Teaching AI Where to Put the Text

The Problem with Fixed Positions

Put text in the top-left corner and you cover someone's face. Put it at the bottom and you obscure the product. Center it and it clashes with the busiest part of the image. When you're generating hundreds of Instagram posts with AI-created backgrounds, every image is different — and a fixed text position fails on at least a third of them.

We tried the obvious solution first: always place text at the bottom-left with a dark background panel. It worked better than random placement, but it still produced awkward results. A beach sunset with all its drama at the bottom horizon would get covered. A product flat-lay with items in the lower-left would have text competing with the subject.

Reading the Image Before Writing On It

The insight was simple: before placing text, ask the image where it has room. Not with another AI model call — that would add cost and latency. Instead, we use basic image statistics that any image processing library can compute in milliseconds.

The idea borrows from photography composition. Photographers naturally place text in areas with low visual detail — solid color regions, smooth gradients, soft bokeh backgrounds. These areas have low variance in their pixel values. A busy, detailed region has high variance — lots of different colors and edges packed together.

We test five candidate positions on every image: bottom-left, bottom-center, top-left, top-center, and center. For each position, we extract the rectangular region where text would be placed and compute the standard deviation of color values across all three color channels. The position with the lowest combined standard deviation wins — it's the calmest, most uniform area, and therefore the best place for readable text.

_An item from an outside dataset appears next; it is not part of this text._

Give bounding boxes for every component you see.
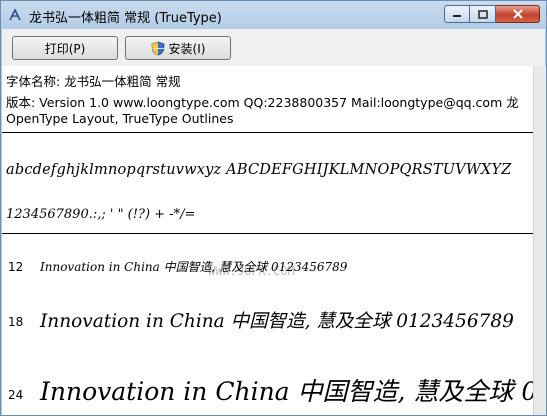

A Slight Bias Toward Natural

Pure statistical optimization would sometimes choose the top of the image, which looks unnatural for Instagram content. Viewers expect captions and overlay text toward the bottom — it's where Instagram's own UI places text, and it's where the eye naturally finishes scanning an image.

So we added a subtle bias: bottom positions get a small bonus in the scoring. It's not enough to override a genuinely better region at the top, but when two positions are close in score, bottom wins. The result feels intentional rather than algorithmic.

Contrast That Adapts

Finding the right position is only half the problem. The text also needs to be readable against whatever colors are in that region. A white caption on a bright sky is invisible. Dark text on a shadowy background disappears.

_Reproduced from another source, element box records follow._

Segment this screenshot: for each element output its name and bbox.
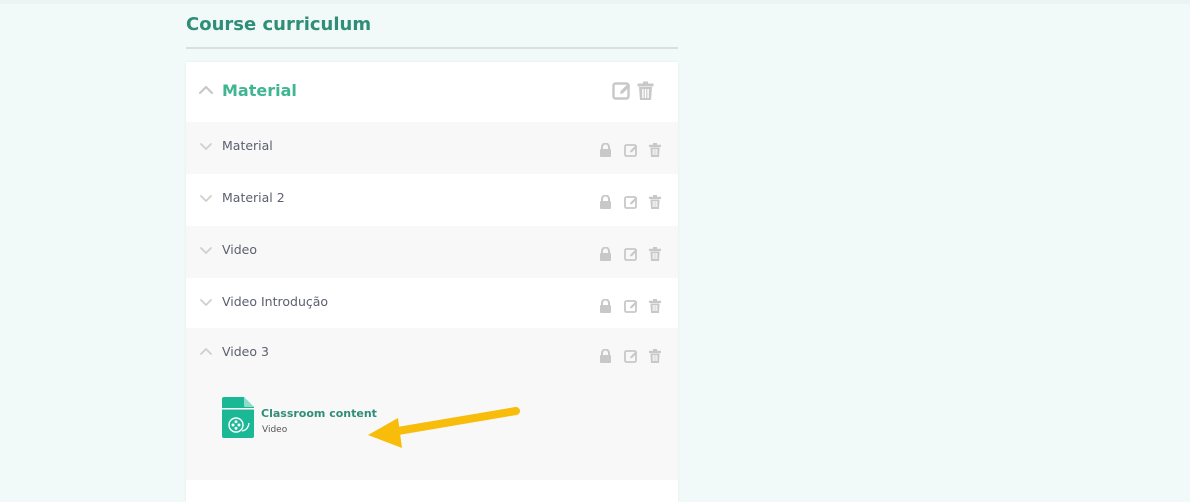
- content-type: Video: [262, 425, 288, 435]
- trash-icon[interactable]: [649, 349, 661, 363]
- top-bar: [0, 0, 1190, 4]
- annotation-arrow-icon: [368, 407, 520, 448]
- next-section-strip: [186, 480, 678, 502]
- chevron-down-icon[interactable]: [199, 193, 213, 203]
- lesson-title: Material: [222, 138, 273, 153]
- lesson-row-material[interactable]: Material: [186, 122, 678, 174]
- lesson-title: Video 3: [222, 344, 269, 359]
- trash-icon[interactable]: [649, 299, 661, 313]
- page-title: Course curriculum: [186, 14, 372, 35]
- video-file-icon: [222, 397, 254, 438]
- lesson-title: Material 2: [222, 190, 285, 205]
- lesson-row-video[interactable]: Video: [186, 226, 678, 278]
- chevron-down-icon[interactable]: [199, 245, 213, 255]
- chevron-down-icon[interactable]: [199, 297, 213, 307]
- edit-icon[interactable]: [624, 299, 639, 313]
- edit-icon[interactable]: [612, 81, 633, 101]
- title-divider: [186, 47, 678, 49]
- trash-icon[interactable]: [649, 143, 661, 157]
- trash-icon[interactable]: [649, 195, 661, 209]
- lock-icon[interactable]: [599, 247, 612, 261]
- lock-icon[interactable]: [599, 349, 612, 363]
- edit-icon[interactable]: [624, 195, 639, 209]
- lesson-title: Video: [222, 242, 258, 257]
- section-header[interactable]: Material: [186, 62, 678, 122]
- trash-icon[interactable]: [637, 81, 654, 101]
- chevron-up-icon[interactable]: [199, 347, 213, 357]
- section-title: Material: [222, 81, 297, 100]
- lesson-row-material-2[interactable]: Material 2: [186, 174, 678, 226]
- lock-icon[interactable]: [599, 299, 612, 313]
- lesson-row-video-introducao[interactable]: Video Introdução: [186, 278, 678, 330]
- lesson-row-video-3[interactable]: Video 3: [186, 328, 678, 380]
- trash-icon[interactable]: [649, 247, 661, 261]
- edit-icon[interactable]: [624, 349, 639, 363]
- chevron-up-icon[interactable]: [198, 84, 214, 96]
- lock-icon[interactable]: [599, 143, 612, 157]
- lesson-title: Video Introdução: [222, 294, 329, 309]
- edit-icon[interactable]: [624, 247, 639, 261]
- lock-icon[interactable]: [599, 195, 612, 209]
- edit-icon[interactable]: [624, 143, 639, 157]
- chevron-down-icon[interactable]: [199, 141, 213, 151]
- content-title: Classroom content: [261, 407, 377, 420]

After choosing the position, we sample the average brightness of that specific region. If the background is light, we render dark text with a subtle light stroke. If it's dark, we flip to white text with a dark stroke. The stroke itself uses a two-pass rendering technique — the outline is drawn first with rounded joins for smoothness, then the fill is drawn on top for crisp edges.

For cases where even adaptive color isn't enough — highly varied backgrounds with both light and dark patches — we fall back to a semi-transparent dark panel behind the text. This guarantees readability on literally any image, while still looking cleaner than a solid black bar.

Why Not Use an AI Vision Model?

We considered it. Send each image to a vision model, ask it to identify the best text region, and use those coordinates. It would probably work well, but the economics don't make sense at scale. Each vision call costs five to twenty times more than the statistical approach, adds hundreds of milliseconds of latency, and requires a network round-trip that can fail.

The statistical method runs locally, takes under fifty milliseconds, never fails, and produces results that are good enough for ninety-five percent of images. For the remaining five percent, the background panel fallback catches them. Perfect is the enemy of shipped.

The Compound Effect

This matters more than it seems. When a brand reviews their generated content calendar and every single post has clean, readable text that doesn't cover the subject — they trust the system. When one post has invisible text and another has text over a face, they question everything.

Visual consistency is trust. And trust is what makes someone approve a post for publishing rather than requesting a manual revision. Every avoided revision is time saved for the business owner and compute saved for us. A fifty-millisecond image analysis step pays for itself many times over.